The State Auditor also raises questions about the potential to attract the substantial private investment necessary to completing the project. This is a legitimate concern, since the California High Speed Rail Authority has raised the possibility of government revenue guarantees for private investors. This could lead to "back door" taxpayer payment of the "private" investment.
The Authority continues to skirt legal requirements. The State Auditor notes that the "peer review" committee, ordered by state law in 2008, is still not fully constituted. This is not surprising for an agency that delayed its publication of a legally mandated business plan from two months before the 2008 bond election to days after it.
In its response, the California High Speed Rail Authority was relegated to taking issue with the report's title, characterizing it as "inflammatory" and "overly aggressive." It hardly seems inflammatory and overly aggressive to point out that an ill-conceived plan is rushing headlong to failure. The State Auditor rightly dismissed the criticism saying: "We disagree. The title accurately characterizes the risks the Authority faces, given our findings."
This potential financial debacle could not have come at a worse time for California.

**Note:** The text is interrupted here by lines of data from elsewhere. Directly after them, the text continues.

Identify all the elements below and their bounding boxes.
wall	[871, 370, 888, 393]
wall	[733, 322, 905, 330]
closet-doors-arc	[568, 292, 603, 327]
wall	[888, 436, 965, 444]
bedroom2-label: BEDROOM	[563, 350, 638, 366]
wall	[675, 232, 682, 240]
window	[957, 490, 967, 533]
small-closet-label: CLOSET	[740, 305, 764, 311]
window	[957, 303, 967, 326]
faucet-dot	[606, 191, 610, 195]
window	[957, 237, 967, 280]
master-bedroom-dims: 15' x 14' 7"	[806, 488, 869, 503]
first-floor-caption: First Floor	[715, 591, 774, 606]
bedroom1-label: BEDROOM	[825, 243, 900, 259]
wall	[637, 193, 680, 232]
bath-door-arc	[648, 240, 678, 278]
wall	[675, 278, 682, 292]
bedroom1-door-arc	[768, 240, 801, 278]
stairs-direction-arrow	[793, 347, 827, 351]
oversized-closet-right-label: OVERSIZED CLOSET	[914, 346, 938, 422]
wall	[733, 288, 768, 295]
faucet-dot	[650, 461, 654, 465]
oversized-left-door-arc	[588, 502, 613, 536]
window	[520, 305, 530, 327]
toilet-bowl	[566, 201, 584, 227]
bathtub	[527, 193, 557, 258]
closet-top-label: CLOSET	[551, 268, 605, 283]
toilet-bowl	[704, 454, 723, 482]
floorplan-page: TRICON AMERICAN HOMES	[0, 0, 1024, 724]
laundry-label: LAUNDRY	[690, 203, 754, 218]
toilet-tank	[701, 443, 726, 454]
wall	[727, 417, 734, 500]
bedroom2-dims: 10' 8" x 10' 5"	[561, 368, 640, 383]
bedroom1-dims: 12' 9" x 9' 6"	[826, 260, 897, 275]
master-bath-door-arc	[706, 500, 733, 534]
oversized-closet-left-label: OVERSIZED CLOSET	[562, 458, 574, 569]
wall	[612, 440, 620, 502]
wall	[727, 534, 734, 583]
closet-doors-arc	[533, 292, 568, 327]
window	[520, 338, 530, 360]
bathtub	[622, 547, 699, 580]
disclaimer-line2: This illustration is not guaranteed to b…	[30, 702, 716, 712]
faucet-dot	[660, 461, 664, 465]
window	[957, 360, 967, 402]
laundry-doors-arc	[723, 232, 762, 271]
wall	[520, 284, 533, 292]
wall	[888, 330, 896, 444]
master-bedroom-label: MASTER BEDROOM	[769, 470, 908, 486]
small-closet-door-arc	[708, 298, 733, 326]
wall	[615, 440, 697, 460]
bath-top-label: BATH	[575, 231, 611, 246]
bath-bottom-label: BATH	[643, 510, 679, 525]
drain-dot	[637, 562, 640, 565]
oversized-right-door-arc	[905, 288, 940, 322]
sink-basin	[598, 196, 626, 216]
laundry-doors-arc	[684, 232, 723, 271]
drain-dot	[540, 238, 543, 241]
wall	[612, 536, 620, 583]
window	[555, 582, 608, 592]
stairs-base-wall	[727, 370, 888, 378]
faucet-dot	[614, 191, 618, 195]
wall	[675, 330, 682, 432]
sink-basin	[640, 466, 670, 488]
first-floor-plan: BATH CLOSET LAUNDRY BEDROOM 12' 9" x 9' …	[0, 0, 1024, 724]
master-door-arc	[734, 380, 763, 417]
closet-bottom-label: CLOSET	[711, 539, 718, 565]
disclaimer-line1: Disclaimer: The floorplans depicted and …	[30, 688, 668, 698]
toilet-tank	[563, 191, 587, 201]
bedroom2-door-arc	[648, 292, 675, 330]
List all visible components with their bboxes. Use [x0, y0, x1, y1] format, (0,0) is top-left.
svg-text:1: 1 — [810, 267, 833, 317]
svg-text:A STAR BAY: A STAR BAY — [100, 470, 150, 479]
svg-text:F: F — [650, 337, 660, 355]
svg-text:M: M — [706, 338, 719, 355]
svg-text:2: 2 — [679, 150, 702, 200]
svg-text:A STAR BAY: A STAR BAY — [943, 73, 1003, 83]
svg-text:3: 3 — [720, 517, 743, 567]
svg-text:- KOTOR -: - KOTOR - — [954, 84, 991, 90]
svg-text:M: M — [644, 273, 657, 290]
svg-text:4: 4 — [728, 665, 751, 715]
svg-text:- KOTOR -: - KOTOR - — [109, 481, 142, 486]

California's fiscal crisis is of Greek proportions. Economist Bill Watkins has raised the possibility of a default on debt. Former Mayor Richard Riordan has suggested bankruptcy for Los Angeles, the nation's second largest municipality.
Unlike many in California, Riverside's Press-Enterprise in high-speed rail in the context of California's bleak financial situation: The dearth of answers to basic fiscal questions suggests that taxpayers might end up paying for big financial deficiencies in the rail plans. Deficit-ridden California has better uses for public money; no list of state priorities includes dumping countless billions into faster trains.